Combined modality staging of prostate carcinoma and its utility in predicting pathologic stage and postoperative prostate specific antigen failure

Objectives. This study was performed to predict the factors that can optimize preoperative staging for clinically localized prostate cancer patients. Methods. Logistic and Cox regression multivariable analyses were performed on 480 surgically-managed prostate cancer patients to evaluate the ability of clinical stage, prostate specific antigen (PSA), biopsy Gleason sum, percent positive biopsies, and endorectal coil magnetic resonance imaging (erMRI) results to predict for pathologic established extracapsular extension (ECE), seminal vesicle invasion (SVI), and time to post-operative PSA failure. Results. The characteristics of clinically organ-confined prostate cancer patients at high risk (>67%) for postoperative PSA failure within 3 years include: (A) PSA >20 ng/mL; (B) Biopsy Gleason sum greater than or equal to 8; or (C) erMRI positive for extraprostatic disease and intermediate risk disease.

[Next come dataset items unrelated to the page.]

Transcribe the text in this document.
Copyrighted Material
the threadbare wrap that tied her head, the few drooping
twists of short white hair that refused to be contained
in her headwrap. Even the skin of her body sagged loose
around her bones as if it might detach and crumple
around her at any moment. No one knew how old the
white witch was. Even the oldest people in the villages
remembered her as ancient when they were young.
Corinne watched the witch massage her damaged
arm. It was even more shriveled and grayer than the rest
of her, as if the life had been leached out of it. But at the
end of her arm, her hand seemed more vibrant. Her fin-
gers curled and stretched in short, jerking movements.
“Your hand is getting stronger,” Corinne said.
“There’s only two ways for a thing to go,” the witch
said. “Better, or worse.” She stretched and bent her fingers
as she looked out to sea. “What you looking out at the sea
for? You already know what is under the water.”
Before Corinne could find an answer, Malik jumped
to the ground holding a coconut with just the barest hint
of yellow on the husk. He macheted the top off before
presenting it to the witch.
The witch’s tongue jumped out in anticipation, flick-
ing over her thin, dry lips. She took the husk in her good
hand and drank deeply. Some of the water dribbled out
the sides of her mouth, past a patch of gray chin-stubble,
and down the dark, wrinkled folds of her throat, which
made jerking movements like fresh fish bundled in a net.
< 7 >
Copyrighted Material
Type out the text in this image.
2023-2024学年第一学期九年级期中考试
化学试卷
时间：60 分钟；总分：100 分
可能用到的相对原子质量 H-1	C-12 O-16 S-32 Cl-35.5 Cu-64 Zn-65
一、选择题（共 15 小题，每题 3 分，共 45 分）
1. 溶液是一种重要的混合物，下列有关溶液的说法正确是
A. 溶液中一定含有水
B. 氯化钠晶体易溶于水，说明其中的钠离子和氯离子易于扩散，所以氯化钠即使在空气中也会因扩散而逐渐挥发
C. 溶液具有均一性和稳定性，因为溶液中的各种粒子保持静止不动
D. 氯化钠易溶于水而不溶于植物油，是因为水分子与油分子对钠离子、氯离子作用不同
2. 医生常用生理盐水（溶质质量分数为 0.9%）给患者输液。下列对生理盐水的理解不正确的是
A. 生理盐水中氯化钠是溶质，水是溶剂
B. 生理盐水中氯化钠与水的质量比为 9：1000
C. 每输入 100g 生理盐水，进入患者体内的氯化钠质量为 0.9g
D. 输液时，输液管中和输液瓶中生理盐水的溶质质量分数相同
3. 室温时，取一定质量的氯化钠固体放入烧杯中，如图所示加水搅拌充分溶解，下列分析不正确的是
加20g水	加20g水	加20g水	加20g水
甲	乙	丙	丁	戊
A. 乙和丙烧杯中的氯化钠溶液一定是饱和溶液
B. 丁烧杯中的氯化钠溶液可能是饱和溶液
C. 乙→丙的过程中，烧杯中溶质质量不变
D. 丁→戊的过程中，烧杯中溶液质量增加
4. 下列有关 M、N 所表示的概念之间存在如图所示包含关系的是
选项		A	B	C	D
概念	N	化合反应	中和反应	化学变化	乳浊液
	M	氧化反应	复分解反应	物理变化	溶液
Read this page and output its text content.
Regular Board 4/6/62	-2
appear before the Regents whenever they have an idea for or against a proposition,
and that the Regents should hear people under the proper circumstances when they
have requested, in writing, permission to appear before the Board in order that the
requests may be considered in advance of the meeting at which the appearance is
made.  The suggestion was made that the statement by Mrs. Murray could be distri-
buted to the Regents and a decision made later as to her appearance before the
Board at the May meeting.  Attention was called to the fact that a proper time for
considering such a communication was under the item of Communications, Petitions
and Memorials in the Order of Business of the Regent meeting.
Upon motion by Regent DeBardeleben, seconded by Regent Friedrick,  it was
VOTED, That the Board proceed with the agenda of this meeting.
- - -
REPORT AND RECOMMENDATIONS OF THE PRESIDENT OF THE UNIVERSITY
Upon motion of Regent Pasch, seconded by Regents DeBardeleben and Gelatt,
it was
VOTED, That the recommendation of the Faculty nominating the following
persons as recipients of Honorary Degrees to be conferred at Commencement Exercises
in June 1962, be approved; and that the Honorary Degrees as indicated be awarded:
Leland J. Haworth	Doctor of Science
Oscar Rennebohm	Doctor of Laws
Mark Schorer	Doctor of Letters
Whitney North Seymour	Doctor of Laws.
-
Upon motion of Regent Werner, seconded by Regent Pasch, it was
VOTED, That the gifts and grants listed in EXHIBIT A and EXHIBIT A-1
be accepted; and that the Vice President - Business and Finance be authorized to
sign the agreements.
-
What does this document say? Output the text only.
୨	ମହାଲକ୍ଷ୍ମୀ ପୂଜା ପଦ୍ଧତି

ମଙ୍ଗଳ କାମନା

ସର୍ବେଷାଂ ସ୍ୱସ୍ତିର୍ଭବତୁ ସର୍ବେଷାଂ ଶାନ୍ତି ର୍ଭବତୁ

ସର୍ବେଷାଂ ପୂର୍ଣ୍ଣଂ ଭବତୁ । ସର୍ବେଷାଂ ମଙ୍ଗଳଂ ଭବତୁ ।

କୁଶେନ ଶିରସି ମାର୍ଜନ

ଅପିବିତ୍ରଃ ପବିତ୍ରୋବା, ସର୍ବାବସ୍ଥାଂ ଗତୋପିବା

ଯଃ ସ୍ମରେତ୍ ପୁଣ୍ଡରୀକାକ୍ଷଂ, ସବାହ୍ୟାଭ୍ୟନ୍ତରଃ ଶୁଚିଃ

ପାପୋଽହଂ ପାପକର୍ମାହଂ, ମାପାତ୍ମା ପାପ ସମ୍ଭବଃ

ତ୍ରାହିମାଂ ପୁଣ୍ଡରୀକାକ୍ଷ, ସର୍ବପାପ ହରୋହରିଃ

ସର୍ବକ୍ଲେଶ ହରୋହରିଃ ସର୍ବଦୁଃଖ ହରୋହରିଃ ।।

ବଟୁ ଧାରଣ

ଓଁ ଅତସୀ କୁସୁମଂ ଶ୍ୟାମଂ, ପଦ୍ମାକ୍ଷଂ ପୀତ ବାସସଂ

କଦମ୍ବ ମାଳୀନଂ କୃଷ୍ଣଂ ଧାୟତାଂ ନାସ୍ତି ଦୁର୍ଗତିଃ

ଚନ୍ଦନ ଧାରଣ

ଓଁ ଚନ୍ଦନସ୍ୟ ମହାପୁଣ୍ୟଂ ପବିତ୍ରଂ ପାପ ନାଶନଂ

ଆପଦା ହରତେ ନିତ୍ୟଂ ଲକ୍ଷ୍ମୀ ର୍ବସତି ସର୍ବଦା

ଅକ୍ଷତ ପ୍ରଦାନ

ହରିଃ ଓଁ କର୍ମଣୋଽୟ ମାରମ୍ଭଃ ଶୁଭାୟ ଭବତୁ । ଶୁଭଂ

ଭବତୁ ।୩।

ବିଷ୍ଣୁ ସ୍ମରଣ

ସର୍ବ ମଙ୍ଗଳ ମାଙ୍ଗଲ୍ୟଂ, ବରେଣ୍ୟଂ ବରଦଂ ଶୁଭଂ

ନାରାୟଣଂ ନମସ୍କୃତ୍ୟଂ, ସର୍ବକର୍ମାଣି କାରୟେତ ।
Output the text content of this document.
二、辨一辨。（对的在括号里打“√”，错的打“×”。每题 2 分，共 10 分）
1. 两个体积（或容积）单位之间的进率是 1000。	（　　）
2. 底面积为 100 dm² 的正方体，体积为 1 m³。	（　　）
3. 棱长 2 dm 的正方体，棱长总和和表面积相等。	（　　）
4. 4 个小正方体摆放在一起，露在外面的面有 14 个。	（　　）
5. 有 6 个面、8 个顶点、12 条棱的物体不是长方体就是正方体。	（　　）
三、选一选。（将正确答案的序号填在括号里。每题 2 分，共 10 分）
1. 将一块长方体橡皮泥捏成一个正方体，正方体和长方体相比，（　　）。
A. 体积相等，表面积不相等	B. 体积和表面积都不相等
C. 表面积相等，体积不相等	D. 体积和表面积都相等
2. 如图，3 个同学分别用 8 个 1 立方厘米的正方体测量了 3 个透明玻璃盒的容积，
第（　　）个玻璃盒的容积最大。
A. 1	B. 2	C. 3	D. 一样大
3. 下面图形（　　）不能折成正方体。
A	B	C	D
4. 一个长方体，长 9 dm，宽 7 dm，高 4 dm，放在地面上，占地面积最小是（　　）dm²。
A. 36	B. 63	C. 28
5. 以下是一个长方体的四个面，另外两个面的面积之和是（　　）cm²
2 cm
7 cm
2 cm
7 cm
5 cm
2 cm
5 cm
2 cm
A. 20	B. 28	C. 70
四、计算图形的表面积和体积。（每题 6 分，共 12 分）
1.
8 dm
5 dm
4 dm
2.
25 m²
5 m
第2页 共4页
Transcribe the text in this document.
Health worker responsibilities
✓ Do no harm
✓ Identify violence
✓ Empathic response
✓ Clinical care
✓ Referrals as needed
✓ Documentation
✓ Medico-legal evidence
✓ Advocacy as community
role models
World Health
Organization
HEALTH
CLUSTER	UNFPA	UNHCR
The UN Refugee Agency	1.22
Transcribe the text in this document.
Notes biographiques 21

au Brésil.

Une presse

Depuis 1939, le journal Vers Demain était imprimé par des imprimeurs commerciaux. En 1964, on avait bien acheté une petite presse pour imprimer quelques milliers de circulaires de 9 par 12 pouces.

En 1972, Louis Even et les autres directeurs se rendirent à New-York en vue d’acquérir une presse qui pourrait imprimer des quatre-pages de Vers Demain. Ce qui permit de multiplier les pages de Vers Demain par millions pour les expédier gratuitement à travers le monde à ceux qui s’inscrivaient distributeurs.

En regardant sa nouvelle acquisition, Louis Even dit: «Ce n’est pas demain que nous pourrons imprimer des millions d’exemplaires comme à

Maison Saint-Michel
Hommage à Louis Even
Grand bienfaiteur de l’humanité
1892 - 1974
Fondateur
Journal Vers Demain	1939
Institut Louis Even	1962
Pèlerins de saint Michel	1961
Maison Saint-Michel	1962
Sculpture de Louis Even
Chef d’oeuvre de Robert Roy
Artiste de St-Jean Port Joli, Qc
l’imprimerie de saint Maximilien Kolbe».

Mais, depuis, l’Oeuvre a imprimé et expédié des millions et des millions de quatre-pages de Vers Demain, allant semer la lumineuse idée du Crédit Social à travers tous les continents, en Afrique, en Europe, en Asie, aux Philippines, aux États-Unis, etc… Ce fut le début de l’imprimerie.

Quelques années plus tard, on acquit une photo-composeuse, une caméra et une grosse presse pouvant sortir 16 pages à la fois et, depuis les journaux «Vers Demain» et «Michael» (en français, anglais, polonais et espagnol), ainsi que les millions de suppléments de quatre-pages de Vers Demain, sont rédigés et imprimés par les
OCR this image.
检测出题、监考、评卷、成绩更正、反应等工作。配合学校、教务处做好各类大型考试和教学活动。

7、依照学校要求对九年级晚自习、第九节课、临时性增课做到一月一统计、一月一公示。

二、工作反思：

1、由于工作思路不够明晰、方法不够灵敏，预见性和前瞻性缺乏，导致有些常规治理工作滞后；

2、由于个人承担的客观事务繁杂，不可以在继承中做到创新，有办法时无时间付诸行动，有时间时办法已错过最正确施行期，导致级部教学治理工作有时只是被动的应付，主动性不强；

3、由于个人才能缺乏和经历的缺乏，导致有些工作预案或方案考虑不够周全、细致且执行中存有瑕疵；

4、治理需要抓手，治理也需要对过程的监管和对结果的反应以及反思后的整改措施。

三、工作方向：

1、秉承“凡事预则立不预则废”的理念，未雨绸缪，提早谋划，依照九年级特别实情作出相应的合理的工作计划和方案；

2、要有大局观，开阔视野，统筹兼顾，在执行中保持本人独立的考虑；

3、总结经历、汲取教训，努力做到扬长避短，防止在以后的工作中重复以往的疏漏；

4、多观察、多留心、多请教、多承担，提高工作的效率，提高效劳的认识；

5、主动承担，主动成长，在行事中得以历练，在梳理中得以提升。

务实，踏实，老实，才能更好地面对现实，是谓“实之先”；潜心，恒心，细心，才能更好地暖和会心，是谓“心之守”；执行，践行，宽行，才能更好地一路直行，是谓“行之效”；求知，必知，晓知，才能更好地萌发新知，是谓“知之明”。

For patients at intermediate risk tie, either a PSA <4 and biopsy Gleason sum of 7; PSA >4 to 10 ng/mL and biopsy Gleason sum 5 to 7; or a PSA >10 to 20 ng/mL and biopsy Gleason sum 2 to 7), despite 100% positive biopsies, 50% of patients had pathologic organ-confined disease. However, in the subset of intermediate-risk patients with a positive erMRI for either ECE or SVI and at least 50% positive biopsies, all had extraprostatic disease and failed biochemically by 47 months postoperatively. Intermediate-risk patients with <50% positive biopsies had pathologic organ-confined disease in at least 77% of the cases. Conclusions. Combined modality staging using the PSA, biopsy Gleason sum, percent positive biopsies, and endorectal coil MRI findings in select patients can predict pathologic stage and postoperative PSA failure. Therefore, this combined modality staging may optimize patient selection for phase 3 trials examining the role of neoadjuvant androgen ablative therapy for patients with clinically localized disease. (C) 1997 by Elsevier Science Inc.